Controls: W, A, S, D to move. Q and E to strafe, Tab to view map (you can still move on the map).
Requires Firefox or Chrome (WebGL 2.0 required).
About Wolfenshader
This tech demo demonstrates a shader-based 2D raycasting system, similar to the one used in Wolfenstein 3D except run entirely on the GPU instead of the CPU. Raycasting is used to create a simulated but fake 3D environment by projecting a completely 2D top down map onto the screen in such a way that it appears 3D.
Before we had dedicated graphics cards computers weren’t powerful enough to run complex 3D scenes and so techniques like this were invented to create the illusion of 3D. Wolfenstein 3D wasn’t the first game to do this but it was perhaps the most popular and made it famous. While this technique has been implemented many times over the years, to my knowledge it has never been implemented purely in fragment shaders before.

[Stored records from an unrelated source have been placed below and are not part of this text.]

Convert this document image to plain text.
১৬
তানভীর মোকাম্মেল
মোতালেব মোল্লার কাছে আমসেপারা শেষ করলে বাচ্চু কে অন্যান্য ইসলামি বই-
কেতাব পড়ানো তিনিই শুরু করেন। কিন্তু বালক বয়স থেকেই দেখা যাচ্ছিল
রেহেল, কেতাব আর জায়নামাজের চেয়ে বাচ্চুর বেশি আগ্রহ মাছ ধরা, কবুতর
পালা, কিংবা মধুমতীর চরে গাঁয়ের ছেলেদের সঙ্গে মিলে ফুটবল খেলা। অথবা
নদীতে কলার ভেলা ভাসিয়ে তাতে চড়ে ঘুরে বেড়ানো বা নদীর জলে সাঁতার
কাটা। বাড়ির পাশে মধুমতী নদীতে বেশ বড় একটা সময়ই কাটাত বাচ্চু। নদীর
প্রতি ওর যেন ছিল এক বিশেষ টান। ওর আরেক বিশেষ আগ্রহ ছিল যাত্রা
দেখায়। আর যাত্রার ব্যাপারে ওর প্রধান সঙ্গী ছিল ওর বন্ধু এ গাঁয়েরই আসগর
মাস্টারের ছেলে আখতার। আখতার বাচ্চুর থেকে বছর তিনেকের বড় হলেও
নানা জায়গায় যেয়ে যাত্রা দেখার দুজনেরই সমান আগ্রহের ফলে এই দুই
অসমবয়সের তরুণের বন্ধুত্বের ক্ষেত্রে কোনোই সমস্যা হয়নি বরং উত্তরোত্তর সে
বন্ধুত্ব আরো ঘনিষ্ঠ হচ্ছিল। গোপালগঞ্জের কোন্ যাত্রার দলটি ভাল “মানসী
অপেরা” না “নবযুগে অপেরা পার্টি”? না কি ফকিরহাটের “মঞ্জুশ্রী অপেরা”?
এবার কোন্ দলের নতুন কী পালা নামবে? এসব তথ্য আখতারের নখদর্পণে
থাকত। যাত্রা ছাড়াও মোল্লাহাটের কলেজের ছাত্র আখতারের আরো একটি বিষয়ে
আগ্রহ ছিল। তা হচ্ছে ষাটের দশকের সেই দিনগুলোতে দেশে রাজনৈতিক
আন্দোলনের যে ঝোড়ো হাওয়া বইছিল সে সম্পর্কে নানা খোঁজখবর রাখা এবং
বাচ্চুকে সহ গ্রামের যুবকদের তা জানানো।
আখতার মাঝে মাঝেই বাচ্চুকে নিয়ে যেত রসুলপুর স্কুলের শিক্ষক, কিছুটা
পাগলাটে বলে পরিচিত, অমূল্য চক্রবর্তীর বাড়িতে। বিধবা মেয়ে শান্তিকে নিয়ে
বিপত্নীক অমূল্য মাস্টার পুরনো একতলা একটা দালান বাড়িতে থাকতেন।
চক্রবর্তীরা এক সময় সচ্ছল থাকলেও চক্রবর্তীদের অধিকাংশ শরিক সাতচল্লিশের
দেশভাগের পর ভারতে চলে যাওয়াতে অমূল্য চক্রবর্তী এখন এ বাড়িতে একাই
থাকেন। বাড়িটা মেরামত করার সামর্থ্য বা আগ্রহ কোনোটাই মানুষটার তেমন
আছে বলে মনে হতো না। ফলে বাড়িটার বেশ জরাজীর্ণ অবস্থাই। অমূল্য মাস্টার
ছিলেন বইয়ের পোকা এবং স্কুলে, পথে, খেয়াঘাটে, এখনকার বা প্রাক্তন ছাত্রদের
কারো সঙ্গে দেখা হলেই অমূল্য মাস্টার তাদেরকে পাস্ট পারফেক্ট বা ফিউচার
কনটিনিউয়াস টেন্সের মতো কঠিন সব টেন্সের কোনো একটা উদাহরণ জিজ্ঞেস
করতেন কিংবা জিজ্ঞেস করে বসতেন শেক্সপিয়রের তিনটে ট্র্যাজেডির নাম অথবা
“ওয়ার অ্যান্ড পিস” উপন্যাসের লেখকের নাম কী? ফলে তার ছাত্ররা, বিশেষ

This tech demo makes use of two fragment shaders, the first calculates raycasts on a 2D map, searching in a cone ahead of the player to find how far away the walls are. The resulting information is encoded into the colour channels of two textures: one texture stores the distance to the wall, the type of wall, and where on the wall the ray hit, and the other stores lighting information. The second shader reads the textures output by the first, translates the information into 3D and renders the results to the screen.
This demo also includes several improvements over the original algorithm that are made possible by the power of modern graphics cards: Tiles on the grid can be edited in real time, allowing for moving and scaling walls, and a primitive form of real time lighting can be calculated.